11. The Commissioner of Income-tax (Appeals) held as follows :

“7.3 In my view there is considerable force in the submissions of the appellant. Even accepting the view of the Assessing Officer that the payment made for obtaining licence for use of software would amount to royalty, it is necessary to note that during the period when the purchase was made, i.e., financial year 2008-09, the assessee did not have the benefit of the clarification brought about by the retrospective amendment that the payment tantamounts to payment for royalty and consequently tax was to be deducted under section 194J. The law as extant on the date when the payment for obtaining the software was made, has not categorically laid down that tax is required to be deducted. As it is impossible to fasten liability for deducting tax at source retrospectively as tax is to be deducted at source at the time when the payment is credited or made, the contentions of the authorised representative for the appellant are valid. This view is supported by the ratio of the following decisions relied on by the authorised representative for the appellant.

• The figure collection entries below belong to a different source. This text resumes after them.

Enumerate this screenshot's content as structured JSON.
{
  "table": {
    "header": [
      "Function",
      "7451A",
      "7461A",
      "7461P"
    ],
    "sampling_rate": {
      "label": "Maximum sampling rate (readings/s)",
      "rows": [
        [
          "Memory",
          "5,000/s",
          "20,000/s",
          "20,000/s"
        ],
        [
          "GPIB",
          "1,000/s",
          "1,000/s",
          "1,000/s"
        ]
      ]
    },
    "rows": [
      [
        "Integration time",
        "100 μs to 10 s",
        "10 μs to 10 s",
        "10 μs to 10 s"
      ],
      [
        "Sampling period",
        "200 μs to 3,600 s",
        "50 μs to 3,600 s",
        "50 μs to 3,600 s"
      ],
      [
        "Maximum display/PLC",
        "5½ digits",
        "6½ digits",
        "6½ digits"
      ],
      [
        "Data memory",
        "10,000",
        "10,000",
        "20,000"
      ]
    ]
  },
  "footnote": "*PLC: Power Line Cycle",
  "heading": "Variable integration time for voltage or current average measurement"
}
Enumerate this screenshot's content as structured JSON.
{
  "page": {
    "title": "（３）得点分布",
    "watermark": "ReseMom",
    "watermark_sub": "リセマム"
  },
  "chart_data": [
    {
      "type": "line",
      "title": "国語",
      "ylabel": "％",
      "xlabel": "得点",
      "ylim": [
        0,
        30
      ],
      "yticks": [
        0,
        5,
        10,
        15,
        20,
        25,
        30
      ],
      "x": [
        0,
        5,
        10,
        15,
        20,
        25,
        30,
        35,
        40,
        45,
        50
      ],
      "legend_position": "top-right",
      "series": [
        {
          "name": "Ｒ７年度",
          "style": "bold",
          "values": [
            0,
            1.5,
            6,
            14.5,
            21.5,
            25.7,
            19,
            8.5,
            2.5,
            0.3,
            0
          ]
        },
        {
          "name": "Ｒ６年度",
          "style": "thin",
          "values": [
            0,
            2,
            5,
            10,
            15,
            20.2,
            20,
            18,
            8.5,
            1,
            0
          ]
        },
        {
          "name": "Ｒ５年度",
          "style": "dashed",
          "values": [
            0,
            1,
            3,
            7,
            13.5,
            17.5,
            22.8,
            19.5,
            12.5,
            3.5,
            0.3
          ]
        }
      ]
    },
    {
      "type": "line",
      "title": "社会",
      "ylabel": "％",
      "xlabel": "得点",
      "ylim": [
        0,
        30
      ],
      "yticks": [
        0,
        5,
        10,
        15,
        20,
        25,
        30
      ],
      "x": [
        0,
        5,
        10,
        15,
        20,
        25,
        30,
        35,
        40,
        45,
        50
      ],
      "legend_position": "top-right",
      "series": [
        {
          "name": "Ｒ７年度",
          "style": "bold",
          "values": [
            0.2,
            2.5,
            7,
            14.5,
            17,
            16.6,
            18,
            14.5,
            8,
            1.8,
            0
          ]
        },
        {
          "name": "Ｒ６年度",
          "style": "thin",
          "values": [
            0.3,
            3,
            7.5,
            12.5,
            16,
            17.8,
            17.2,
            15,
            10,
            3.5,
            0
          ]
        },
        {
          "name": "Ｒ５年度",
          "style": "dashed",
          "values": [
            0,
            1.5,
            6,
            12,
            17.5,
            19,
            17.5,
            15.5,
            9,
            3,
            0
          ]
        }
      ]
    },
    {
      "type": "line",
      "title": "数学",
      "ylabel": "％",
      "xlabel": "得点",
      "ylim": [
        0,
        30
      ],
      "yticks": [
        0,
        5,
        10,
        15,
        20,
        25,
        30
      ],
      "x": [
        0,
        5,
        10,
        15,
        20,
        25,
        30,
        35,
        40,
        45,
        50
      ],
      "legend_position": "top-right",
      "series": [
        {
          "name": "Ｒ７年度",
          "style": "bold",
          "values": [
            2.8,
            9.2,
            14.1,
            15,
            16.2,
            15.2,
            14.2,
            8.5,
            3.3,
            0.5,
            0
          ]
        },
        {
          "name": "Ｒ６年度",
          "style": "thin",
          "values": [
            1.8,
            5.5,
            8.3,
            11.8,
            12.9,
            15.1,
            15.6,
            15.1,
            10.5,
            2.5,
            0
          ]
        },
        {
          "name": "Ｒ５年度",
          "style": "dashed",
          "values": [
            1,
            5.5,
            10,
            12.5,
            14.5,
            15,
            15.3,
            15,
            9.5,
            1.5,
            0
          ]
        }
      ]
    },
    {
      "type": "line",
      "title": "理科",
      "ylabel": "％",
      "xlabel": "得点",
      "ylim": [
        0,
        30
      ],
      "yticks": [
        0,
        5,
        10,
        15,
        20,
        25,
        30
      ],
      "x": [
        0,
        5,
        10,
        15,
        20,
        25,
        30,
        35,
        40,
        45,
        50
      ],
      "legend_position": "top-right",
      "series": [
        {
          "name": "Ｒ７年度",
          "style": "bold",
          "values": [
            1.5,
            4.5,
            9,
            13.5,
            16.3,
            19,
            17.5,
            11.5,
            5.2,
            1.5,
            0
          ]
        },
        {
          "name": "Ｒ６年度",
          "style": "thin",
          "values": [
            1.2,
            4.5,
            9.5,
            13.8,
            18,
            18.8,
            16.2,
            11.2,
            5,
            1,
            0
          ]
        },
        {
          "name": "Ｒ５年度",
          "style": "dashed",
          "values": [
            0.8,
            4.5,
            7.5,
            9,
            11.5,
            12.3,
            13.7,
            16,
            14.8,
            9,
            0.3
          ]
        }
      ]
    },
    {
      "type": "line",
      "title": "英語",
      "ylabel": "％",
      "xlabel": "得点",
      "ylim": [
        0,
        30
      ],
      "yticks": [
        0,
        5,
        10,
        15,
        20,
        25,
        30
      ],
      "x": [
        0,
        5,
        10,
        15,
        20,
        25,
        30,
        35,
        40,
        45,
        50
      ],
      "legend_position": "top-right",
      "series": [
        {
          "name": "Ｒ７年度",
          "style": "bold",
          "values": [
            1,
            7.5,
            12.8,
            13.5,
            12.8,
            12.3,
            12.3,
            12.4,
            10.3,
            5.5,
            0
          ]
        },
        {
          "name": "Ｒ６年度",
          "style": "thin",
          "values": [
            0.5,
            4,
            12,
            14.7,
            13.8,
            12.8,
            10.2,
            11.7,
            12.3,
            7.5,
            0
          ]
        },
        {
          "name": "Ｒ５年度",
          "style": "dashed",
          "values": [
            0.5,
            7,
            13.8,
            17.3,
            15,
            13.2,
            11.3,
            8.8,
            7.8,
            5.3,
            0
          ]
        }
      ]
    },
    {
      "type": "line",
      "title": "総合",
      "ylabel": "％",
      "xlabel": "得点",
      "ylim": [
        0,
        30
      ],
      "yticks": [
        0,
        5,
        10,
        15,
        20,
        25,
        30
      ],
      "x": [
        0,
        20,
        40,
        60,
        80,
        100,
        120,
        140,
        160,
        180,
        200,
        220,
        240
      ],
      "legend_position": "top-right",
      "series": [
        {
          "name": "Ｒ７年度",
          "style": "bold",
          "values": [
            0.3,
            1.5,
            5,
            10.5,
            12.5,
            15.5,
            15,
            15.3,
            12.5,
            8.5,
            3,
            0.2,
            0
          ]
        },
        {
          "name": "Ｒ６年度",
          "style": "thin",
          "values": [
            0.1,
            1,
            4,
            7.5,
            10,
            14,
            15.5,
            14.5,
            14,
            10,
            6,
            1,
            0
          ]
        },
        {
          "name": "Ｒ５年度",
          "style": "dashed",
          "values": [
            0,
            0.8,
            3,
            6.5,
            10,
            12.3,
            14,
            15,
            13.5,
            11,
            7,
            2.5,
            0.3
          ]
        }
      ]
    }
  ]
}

(i) Infotech Enterprises Ltd. v. Addl. CIT I. T. A. No. 115/HYD/ 2011 dated January 16, 2014 [2014] 30 ITR (Trib) 542 (Hyd) ;
(ii) Kerala Vision Ltd. v. Asst. CIT [2014] 35 ITR (Trib) 81 (Cochin) ; and
(iii) Channel Guide India Ltd. v. Asst. CIT [2012] 20 ITR (Trib) 438 (Mum).

7.4 The Assessing Officer is therefore directed to allow the claim of the appellant. This ground is allowed.”

12. Aggrieved by the order of the Commissioner of Income-tax (Appeals), the Revenue has raised ground No. 5 before the Tribunal.

13. We have heard the submissions of the learned Departmental representative, who reiterated the stand of the Revenue as contained in ground No. 5. In our view, the issue raised by the Revenue in the ground of appeal is no longer res integra and has been considered and decided by the Income-tax Appellate Tribunal Delhi Bench in the case of SMS Demag (P.) Ltd. v.Dy. CIT [2010] 38 SOT 496 and Sonic Biochem Extractions (P.) Ltd. v. ITO [2013] 59 SOT 4 . In Sonic Biochem Extractions (P.) Ltd. (supra), identical issue was considered and decided by the Mumbai Tribunal. Following were the relevant observations (headnote):

“The assessee purchased software, capitalised the payment to the computers account as the software came along with the hardware of computers and claimed depreciation. On the ground that purchase of software is essentially purchase of copyright which attracts tax deduction at source under section 194J, the Assessing Officer invoked the provisions of section 40(a)(ia) and disallowed the depreciation claimed. The Commissioner (Appeals), confirmed the action of the Assessing Officer on the ground that the purchase of software amounted to acquisition of intangible asset and therefore, the payment was royalty and disallowable. On appeal :

Held, (i) that mere purchase of software, a copyrighted article, for utilisation of computers cannot be considered as purchase of copyright and royalty. The assessee did not acquire any rights for making copies, selling or acquiring which generally could be considered within the definition of ‘royalty’. Explanation 2 to section 9(1)(vi) cannot be applied to purchase of a copyrighted software, which does not involve any commercial exploitation thereof. The assessee simply purchased software delivered along with computer hardware for utilisation in the day-to-day business.”

14. Respectfully following the aforesaid decision of the Tribunal, we uphold the order of the Commissioner of Income-tax (Appeals) and dismiss the ground raised by the Revenue.

15. In the result, the appeal by the Revenue is dismissed.